I went to Cecil Sharp House in Camden, home of the English Folk Dance and Song Society, to look at the main hall as a possible venue for a book fair next year, and there’s a readings room downstairs and through the café and it’s all magnificent. Except that it costs (but we can find ways), and except that it’s asking a lot of people to trek up Parkway and then cross a road or two, and except that for almost every Saturday next year they’re already booked. To be continued.
Meanwhile, Cecil Sharp: who early in the last century travelled around the West Country collecting folk songs. The very first he collected, in 1903, he took from the gardener of a vicar he happened to be staying with – a man (the gardener) called (you couldn’t make this up) John England: ‘Sharp whipped out out his notebook, took down the tune, and afterwards persuaded John to give him the words.’ The words, yes. I’m not a song man, and anyway the original tune, once it has been re-whatevered and re-presented from a stage, has surely been gentrified, but the words can stand alone (though robbed in print of the dialect voice), and they do so in a book I bought second-hand in York a week ago: The Idiom of the People, 1958, edited by James Reeves from Cecil Sharp’s manuscripts. ‘Clean wantonness’. Wonderful book. (Re-issued in the print-on-demand Faber Finds list, which normally I wouldn’t be advertising at all – badly designed, expensive editions of out-of-print books, most of which you can still find on abebooks.co.uk – but in this case I’ll make an exception.)

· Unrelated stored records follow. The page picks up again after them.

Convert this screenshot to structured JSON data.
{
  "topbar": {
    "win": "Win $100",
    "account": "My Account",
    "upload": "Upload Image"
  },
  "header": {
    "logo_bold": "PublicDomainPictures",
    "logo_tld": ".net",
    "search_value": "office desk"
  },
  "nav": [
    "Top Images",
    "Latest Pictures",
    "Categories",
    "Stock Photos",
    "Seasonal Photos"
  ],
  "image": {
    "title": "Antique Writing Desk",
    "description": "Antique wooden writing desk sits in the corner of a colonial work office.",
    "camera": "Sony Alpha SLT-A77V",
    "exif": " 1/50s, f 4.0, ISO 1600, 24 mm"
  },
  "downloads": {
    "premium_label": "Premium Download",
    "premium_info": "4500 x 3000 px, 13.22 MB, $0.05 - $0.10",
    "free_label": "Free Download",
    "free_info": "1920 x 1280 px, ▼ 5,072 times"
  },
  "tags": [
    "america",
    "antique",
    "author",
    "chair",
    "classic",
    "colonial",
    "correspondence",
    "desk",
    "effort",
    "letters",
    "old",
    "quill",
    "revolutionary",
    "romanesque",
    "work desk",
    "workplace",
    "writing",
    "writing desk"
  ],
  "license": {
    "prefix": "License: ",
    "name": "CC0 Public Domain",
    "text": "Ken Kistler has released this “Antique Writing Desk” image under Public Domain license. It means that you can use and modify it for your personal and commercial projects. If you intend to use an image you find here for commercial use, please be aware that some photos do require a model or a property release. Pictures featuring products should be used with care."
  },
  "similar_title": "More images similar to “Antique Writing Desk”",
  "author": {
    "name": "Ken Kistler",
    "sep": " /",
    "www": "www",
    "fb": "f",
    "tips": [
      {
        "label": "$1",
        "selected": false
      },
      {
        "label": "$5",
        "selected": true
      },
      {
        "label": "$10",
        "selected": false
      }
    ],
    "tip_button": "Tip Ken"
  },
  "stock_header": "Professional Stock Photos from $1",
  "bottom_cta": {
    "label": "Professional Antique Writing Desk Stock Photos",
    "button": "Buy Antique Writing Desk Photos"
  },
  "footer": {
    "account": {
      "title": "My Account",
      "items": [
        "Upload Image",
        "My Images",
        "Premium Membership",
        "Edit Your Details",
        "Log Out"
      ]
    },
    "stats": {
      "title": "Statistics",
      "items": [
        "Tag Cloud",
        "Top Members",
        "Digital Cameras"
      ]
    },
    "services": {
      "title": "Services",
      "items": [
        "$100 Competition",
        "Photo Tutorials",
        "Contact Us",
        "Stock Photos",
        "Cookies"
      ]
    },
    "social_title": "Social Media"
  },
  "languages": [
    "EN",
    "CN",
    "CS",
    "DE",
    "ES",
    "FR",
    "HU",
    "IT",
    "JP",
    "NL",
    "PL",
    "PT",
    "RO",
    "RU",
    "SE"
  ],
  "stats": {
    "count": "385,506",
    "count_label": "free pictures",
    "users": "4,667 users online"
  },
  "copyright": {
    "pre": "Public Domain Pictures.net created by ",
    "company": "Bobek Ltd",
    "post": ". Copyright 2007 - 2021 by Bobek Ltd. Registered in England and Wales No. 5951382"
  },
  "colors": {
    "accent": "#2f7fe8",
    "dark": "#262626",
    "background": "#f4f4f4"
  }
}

And after Cecil Sharp House, on to Ken Garland, on the way back to the tube. To call him a designer (he designed the banners for the first CND Aldermaston marches, and Galt toys in the 1960s and early 70s, and onwards and onwards, with lots of digressions) is woefully short of the mark. His website is here; you’ll need walking boots and willingness to keep changing direction. Late each year he publishes three small-format books of photographs (leaves, fire hydrants, Bangladeshi rickshaws, Mexican windows: eclectic). I swapped two CBe books for two of his new ones: drawings of children playing in the street made by his daughter when she was 14 (decades ago), and photographs by Lana Durovic of those things the eye usually glides over but which may in fact be central: they train you how to look. Pudkin Books, available direct from Ken Garland.